Le général Kayumba va encore plus loin:’Nous avons lutté pendant des années pour chasser le dictateur Habyarimana et devons maintenant constater que nous l’avons seulement remplacé par un autre tyran. Nous ne pouvons pas continuer à nous battre. Moi-même je suis partisan d’une solution pacifique.’

‘Mais vous ne pouvez combattre un tel régime que si vous avez la vérité de votre côté. Je suis accusé en Espagne de crimes contre l’humanité et je vais aller me présenter à la justice Espagnole. Je suis innocent. C’est seulement après ça que je pourrai me consacrer entièrement à l’opposition à Kagame.’

De nombreuses personnes prétendent que le Rwanda est pour le moment un des pays les plus prospères et sûrs de l’Afrique. Le réseau routier a été rénové, il est possible d’aller voir les gorilles sans risques et la sécurité existe dans les rues. De plus, le Kigali d’aujourd’hui ne peut pas être comparé à celui d’il y a 20 ans.

Patrick Karegeya: Oui c’est vrai! Notre réponse est que ces développements sont très artificiels. Tout le secteur du bâtiment et une grande partie de celui du tourisme sont aux mains d’hommes d’affaires ayant des relations étroites avec Kagame. L’homme a, directement ou indirectement, des participations dans tous les nouveaux hôtels en construction. Si vous parlez à des hommes d’affaires qui ne veulent pas participer à ce petit jeu, vous remarquerez directement qu’il règne beaucoup de mécontentement dans ces milieux : le Rwanda est un petit pays dans lequel les hommes d’affaires ont des difficultés à survivre.

Ceux qui refusent de payer des impôts astronomiques et font connaître leurs griefs, sont rapidement mis hors circuit. Les plus grands bénéfices vont toujours aux fidèles de Kagame, qui doivent ensuite transférer une partie des gains vers ses comptes. Tout le monde le sait ! Mais personne n’ose le proclamer. Si un homme d’affaires ose prendre une initiative intéressante et commence à gagner de l’argent, on lui donne le choix : cracher ou déguerpir !

Le secteur agricole entier est démembré par le gouvernement : on oblige les petits paysans des collines à ne planter qu’une sorte de culture qui doit servir à l’exportation. Cela alors que ces gens cultivaient surtout ce qui pouvait nourrir leur propre famille. L’insécurité parmi les paysans, surtout des Hutus qui n’avaient de toute façon pas de grande considération pour Kagame, augmente de jour en jour.

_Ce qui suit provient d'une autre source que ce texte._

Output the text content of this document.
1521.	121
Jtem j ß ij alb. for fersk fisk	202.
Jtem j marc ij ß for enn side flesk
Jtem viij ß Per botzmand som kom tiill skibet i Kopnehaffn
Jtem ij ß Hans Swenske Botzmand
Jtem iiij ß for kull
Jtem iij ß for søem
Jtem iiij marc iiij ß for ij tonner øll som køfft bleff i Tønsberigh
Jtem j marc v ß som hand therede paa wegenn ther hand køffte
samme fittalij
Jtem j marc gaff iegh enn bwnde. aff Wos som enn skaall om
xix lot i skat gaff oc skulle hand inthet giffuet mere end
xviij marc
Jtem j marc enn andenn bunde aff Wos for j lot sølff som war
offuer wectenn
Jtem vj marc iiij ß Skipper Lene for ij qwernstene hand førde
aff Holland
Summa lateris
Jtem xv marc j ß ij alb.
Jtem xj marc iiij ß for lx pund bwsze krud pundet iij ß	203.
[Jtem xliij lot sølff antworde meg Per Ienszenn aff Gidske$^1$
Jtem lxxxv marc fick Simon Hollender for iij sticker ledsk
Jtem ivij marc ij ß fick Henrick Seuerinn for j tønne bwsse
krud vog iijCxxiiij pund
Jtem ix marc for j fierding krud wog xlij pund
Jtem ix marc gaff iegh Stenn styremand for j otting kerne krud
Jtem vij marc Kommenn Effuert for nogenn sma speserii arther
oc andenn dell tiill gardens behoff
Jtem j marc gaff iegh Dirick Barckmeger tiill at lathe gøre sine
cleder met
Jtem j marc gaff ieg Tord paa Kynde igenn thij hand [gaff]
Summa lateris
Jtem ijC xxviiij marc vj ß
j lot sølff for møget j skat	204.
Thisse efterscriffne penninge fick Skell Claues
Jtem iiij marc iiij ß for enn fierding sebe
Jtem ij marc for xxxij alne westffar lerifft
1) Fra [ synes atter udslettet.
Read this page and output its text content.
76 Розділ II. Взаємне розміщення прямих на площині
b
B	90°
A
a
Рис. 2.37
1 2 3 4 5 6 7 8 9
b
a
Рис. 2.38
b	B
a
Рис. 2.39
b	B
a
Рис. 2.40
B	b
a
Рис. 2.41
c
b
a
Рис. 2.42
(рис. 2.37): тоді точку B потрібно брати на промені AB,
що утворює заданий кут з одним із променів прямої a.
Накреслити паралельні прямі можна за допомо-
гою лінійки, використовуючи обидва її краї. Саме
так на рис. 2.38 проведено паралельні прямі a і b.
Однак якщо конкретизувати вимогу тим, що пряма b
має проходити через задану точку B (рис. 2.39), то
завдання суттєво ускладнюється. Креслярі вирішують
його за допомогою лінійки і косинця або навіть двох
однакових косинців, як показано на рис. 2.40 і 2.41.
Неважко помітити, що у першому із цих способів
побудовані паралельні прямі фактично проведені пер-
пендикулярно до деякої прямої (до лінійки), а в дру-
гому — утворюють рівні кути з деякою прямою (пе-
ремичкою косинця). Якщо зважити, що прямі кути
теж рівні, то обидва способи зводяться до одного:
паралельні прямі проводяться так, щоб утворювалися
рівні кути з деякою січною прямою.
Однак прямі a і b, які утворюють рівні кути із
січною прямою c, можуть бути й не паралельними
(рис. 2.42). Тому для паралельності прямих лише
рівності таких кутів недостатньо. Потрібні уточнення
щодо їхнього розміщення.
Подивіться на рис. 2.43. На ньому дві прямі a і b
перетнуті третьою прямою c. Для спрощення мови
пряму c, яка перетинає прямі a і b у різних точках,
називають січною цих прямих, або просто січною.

La vie à Kigali est en train de devenir très chère : les gens ont des difficultés à maintenir la tête hors de l’eau. Les éleveurs sont mécontents parce que le gouvernement les oblige à élever une nouvelle race de vaches. De petits éleveurs, qui ne peuvent pas se permettre d’acheter des vaches Néerlandaises ou Suisses très chères pour les croiser avec la traditionnelle vache à grandes cornes, sont marginalisés. Ainsi tout le cheptel tombe aux mains de quelques grands éleveurs. Vous savez que dans la culture Tutsi traditionnelle les vaches faisaient surtout fonction d’épargne. Les Tutsis moins riches ne peuvent plus se le permettre maintenant.

Non, si vous me le demandez, la hargne envers la ‘brave new world’ de Kagame ne fait que croître. Les gens ont à nouveau peur : de nombreux étrangers sont persuadés que le Rwanda se développe mieux que les pays limitrophes. Mais derrière cette belle façade se cache beaucoup de misère : le Rwanda est un des quelques pays de notre globe où le ciel et l’enfer se touchent.

Kayumba Nyamwasa: Khadaffi et Ben Ali avaient également installé une bonne infrastructure pour leurs citoyens. Mais ceux-ci ont commencé à grogner parce qu’ils étaient exploités et vivaient dans un état policier. Personne ne veut être enfermé dans une cage dorée dans laquelle il est défendu de siffler. Au Rwanda, celui qui donne son avis est jeté irrévocablement en prison.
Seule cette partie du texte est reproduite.